Ana Maria Machado reafirmou, ainda, a celebração da literatura: “Nesse entendimento profundo e íntimo da alteridade, a leitura de romances nos dias de hoje, como sempre, continua a contribuir para a consolidação de uma democracia enraizada em território comum, multiplicado dentro de cada indivíduo livre e único, mas ao mesmo tempo aberto a seus semelhantes e a todos os que lhe são diferentes. Uma forma de conhecimento emocional ao vivo do que cada um dos outros, diferente de nós, pode sentir. Um modo de estabelecer vínculos fraternos entre os seres humanos.

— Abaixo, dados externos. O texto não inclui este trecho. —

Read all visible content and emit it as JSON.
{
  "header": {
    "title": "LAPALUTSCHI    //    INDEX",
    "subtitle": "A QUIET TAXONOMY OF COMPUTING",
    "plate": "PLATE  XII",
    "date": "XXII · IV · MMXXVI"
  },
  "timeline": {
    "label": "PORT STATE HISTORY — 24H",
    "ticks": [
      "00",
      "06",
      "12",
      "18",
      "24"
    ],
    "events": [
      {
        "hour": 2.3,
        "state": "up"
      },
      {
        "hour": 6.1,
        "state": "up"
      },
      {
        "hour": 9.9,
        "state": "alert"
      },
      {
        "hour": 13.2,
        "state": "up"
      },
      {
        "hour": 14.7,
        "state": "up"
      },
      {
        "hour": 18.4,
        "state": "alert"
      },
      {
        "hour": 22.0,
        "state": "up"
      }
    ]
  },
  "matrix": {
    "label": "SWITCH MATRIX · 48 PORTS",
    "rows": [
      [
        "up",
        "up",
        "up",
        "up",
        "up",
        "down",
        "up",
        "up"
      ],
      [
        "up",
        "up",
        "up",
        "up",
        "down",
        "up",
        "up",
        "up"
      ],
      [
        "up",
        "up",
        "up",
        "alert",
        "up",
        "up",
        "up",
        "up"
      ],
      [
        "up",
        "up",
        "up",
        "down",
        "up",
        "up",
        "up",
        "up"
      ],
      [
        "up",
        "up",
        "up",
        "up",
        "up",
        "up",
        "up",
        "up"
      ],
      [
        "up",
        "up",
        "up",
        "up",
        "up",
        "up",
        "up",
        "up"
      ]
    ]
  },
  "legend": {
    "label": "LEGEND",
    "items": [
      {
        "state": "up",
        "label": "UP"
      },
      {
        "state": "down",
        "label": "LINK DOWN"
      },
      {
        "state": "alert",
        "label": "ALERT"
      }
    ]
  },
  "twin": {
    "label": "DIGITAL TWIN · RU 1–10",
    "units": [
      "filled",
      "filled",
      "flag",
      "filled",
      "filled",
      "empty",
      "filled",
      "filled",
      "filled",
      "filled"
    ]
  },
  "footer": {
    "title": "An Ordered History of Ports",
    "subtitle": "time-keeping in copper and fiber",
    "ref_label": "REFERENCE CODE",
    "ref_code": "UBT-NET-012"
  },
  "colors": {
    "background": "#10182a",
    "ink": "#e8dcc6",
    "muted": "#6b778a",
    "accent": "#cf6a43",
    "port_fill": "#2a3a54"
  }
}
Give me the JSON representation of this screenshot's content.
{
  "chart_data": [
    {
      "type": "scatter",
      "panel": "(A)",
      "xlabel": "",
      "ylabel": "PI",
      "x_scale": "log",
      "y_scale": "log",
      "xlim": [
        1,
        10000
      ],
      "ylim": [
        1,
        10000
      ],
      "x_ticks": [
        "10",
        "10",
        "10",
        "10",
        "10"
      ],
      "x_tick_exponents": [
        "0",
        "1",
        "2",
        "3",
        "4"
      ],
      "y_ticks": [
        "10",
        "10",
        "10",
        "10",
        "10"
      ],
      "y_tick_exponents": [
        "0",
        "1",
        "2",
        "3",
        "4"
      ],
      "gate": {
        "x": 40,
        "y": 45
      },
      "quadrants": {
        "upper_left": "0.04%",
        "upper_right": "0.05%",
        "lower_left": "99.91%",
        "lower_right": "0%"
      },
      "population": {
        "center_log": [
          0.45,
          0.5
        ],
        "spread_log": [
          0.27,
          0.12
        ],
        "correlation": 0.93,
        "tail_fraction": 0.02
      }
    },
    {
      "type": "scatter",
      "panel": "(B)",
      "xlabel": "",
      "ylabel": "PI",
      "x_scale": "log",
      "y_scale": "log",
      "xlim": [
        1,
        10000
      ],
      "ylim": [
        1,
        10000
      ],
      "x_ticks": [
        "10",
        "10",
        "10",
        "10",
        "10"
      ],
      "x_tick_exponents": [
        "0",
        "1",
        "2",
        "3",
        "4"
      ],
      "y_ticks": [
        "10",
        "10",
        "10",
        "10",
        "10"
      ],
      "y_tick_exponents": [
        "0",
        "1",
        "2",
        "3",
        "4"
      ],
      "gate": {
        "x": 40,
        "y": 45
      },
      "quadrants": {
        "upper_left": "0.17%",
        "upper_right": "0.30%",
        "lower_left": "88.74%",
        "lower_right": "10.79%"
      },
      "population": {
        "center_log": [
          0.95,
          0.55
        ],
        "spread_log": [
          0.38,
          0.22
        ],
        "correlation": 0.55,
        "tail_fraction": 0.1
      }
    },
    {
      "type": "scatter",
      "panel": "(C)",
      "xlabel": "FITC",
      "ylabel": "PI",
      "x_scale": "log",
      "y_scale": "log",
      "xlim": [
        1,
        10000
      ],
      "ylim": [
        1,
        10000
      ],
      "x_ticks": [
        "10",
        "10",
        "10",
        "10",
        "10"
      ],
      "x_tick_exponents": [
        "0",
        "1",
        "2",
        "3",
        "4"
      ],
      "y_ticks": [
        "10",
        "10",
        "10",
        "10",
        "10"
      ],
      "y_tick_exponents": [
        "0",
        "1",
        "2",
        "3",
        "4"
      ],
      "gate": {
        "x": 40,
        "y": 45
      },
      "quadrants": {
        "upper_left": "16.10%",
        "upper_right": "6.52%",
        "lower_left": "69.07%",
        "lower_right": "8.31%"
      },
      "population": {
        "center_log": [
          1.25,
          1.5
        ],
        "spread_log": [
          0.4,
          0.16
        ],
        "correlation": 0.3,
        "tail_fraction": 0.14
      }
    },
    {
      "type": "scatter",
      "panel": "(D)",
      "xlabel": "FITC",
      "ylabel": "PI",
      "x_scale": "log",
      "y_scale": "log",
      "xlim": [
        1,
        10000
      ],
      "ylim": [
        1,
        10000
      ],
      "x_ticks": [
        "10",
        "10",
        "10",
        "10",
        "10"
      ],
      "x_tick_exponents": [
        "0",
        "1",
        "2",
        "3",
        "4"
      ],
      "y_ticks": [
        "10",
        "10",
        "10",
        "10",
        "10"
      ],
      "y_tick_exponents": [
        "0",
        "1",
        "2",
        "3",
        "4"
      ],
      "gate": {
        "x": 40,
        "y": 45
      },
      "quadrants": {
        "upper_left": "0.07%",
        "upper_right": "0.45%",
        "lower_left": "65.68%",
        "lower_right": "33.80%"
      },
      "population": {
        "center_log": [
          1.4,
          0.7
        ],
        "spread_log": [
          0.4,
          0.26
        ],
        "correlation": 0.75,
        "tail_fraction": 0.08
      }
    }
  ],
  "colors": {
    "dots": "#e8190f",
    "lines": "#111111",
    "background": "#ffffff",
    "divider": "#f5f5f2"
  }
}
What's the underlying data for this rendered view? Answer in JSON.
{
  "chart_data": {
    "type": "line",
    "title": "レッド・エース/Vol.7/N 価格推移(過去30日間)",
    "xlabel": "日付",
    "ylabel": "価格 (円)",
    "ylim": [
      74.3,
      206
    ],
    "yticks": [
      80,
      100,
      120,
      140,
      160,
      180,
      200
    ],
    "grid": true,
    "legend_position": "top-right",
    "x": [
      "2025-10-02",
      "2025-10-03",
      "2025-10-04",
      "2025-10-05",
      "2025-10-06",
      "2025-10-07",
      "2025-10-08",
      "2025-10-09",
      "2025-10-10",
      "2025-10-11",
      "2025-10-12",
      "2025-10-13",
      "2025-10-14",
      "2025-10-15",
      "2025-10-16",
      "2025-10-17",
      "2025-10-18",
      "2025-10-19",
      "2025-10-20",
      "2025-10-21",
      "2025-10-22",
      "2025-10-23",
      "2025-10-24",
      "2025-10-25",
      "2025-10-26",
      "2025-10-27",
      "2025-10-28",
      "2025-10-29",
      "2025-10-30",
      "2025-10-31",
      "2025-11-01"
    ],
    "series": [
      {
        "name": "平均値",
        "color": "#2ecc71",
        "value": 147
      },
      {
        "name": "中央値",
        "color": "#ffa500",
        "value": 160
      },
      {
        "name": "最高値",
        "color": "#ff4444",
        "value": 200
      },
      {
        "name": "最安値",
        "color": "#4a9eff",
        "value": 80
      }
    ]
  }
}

Uma maneira rica de reforçar denominadores culturais comuns, que sublinhem laços de solidariedade e pertencimento, vínculos que permitam ao mesmo tempo sonhar com utopias e reparações, ter consciência de erros e crimes – atuais ou históricos - ou, ainda, de purgar ressentimentos ou vergonhas de um passado coletivo, que não vivemos individualmente em nossas biografias individuais, mas que continuam a marcar nossa vida conjunta em nossos dias. Otimisticamente, essa experiência única de vivência complexa, que só a literatura é capaz de nos dar, se multiplicada por números crescentes de leitores, talvez possa até ser um modo de limitar os cultos sectários, as certezas fundamentalistas e a exacerbação do “nós contra eles” que cada vez mais parecem ameaçar nosso tempo”.
O NOVO ACADÊMICO
João Almino nasceu em Mossoró, no Rio Grande do Norte, em 1950. É conhecido sobretudo pelos seguintes seis romances, aclamados pela crítica e cujas histórias se passam em Brasília: Ideias para onde passar o fim do mundo(Brasiliense, 1987; editora Record, 2003); Samba-Enredo (Marco Zero, 1994; editora Record, 2012); As cinco estações do amor (editora Record, 2001); O livro das emoções (editora Record, 2008); Cidade Livre(editora Record, 2010) e Enigmas da Primavera (editora Record, 2015).
Todos esses livros, à exceção do segundo, receberam prêmios ou foram finalistas de prêmios literários. Entre os recebidos, incluem-se o Casa de las Américas 2003 (para As Cinco Estações do Amor) e o Zaffari & Bourbon 2011 (para Cidade Livre, que também foi finalista do Jabuti e do Portugal-Telecom).
Parte da obra de ficção está traduzida para o inglês, o francês, o espanhol, o italiano e outras línguas. É também autor de livros de ensaios de filosofia política ou de história, considerados referência para os estudiosos da democracia e do autoritarismo: Os democratas autoritários (Brasiliense, 1980), Era uma vez uma constituinte(Brasiliense, 1985), A Idade do Presente (Tempo Brasileiro, 1985; Fondo de Cultura Económica, México, 1986), O Segredo e a Informação(Brasiliense, 1986) e Naturezas Mortas (Francisco Alves, 2004).
Entre os ensaios literários incluem-se: Balanço Poético: Brasil-Estados Unidos (Memorial da América Latina, 1996); Escrita em Contraponto (Tempo Brasileiro, 2008; Leviatán, Buenos Aires, 2009) e O Diabrete Angélico e o Pavão(UFMG, 2009).
O diplomata João Almino foi Diretor do Instituto Rio Branco. Medalha de ouro no Curso de Preparação à Carreira Diplomática do Instituto Rio Branco, bacharel em direito pela UERJ e mestre em sociologia pela UNB. Defendeu tese de doutorado em História Comparada das Civilizações Contemporâneas em 1980 pela Ecole des Hautes Etudes en Sciences Sociales, de Paris, sob a direção do filósofo Claude Lefort.
Ensinou na UnB, na Universidade Nacional Autônoma do México e nas universidades de Berkeley, Stanford e Chicago.